Dennis Egan, CCICADA’s assistant director, said the solution the Center is researching will involve writing special software enabling a first responder’s smart phone to send encrypted information about their credentials to a smart phone used by local authorities managing the response operation.
“What we need is something that’s very user friendly for the user and the reader,” Egan said. “We need a ubiquitous device, so a smart phone is the obvious answer.”
With the help of a “Certificate Authority,” local authorities will have their smart phones pre-loaded with the digital credentials of emergency responders. The information supplied by outside agencies sending emergency responders to the scene will, in effect, be converted into cryptographic “attributes” carried in the responders’ smart phones.

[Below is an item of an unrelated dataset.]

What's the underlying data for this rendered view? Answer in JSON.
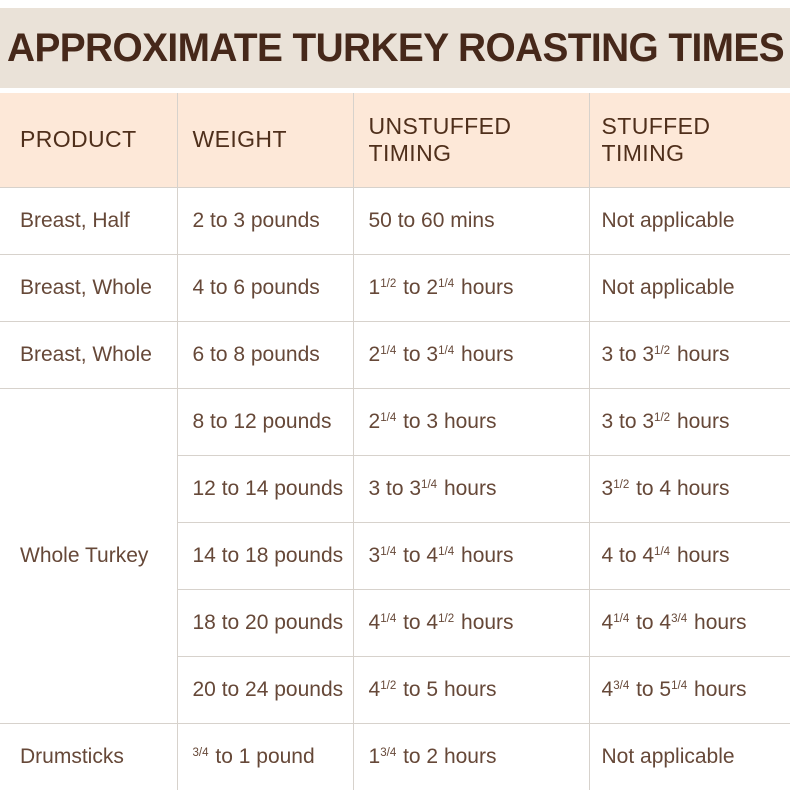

In more technical terms, researchers in the MDAV project will explore how to use modern cryptographic methods to develop pseudonymous (or “only light identified”) certificates holding authoritative attributes that convey the authenticity of the issuer of credentials and of the device used to present them. An authority issues an attribute in the form of a digital certificate, and the certificate is uniquely tied to the smart device via a key, held in the phone’s secure memory element, yet able to be externally authenticated.
This technology would also be valuable in any situation where the quick and secure transmission of credentialing and identity information is desired. One such example, Egan said, would be in a healthcare setting where an individual needs to quickly prove they have power of attorney in a life or death situation.
Egan said the first phase of the project, which has been funded by DHS, involves the preparation of a concept paper and technology design. The next phase will involve the participation of a government agency or private entity that wants to use the technology for a specific purpose. In this advanced development phase, the software would be written and field trials conducted.
A key player in the project is Steven Wilson of Lockstep Technologies in Sydney, Australia, whose company has developed a technology called “Stepwise” that is designed to do many of the things envisioned in the Mobile Device and Attribute Validation (MDAV) project headed by CCICADA and Kantara. Lockstep will be the primary developer of the MDAV technology.
“The classic approach to identity theft and identity fraud has been to pile on more identity. We’re in an arms race where users are subject to more and more identification even for basic transactions,” Wilson said.
The problem with this approach is that it actually puts more personal data at risk of being exposed. This is amply documented in the frightening frequency with which hackers gain access to the personal data of millions of individuals whose information is stored on government and business servers.
“What we need to do is get better at proving specific things that matter about people in specific contexts. We need ways of presenting attributes (e.g. personal information) such that the data cannot be stolen and replayed,” Wilson explained.
Lockstep Technologies’ Stepwise innovation has the ability to do that by equipping individuals with electronic “wallets” that verify only the discrete data needed for a particular situation or transaction. The next step is to create a prototype of Lockstep Technologies’ technology that can be used to present the attributes of first responders in emergency settings.
Once this technology has been field tested and proven, it could be applied to healthcare, e-commerce, social media and any situation that requires secure cyber communications between two parties in a transaction.
Ultimately, it could solve the now ubiquitous problem of cyber thieves stealing the personal information of hundreds of millions of people around the globe.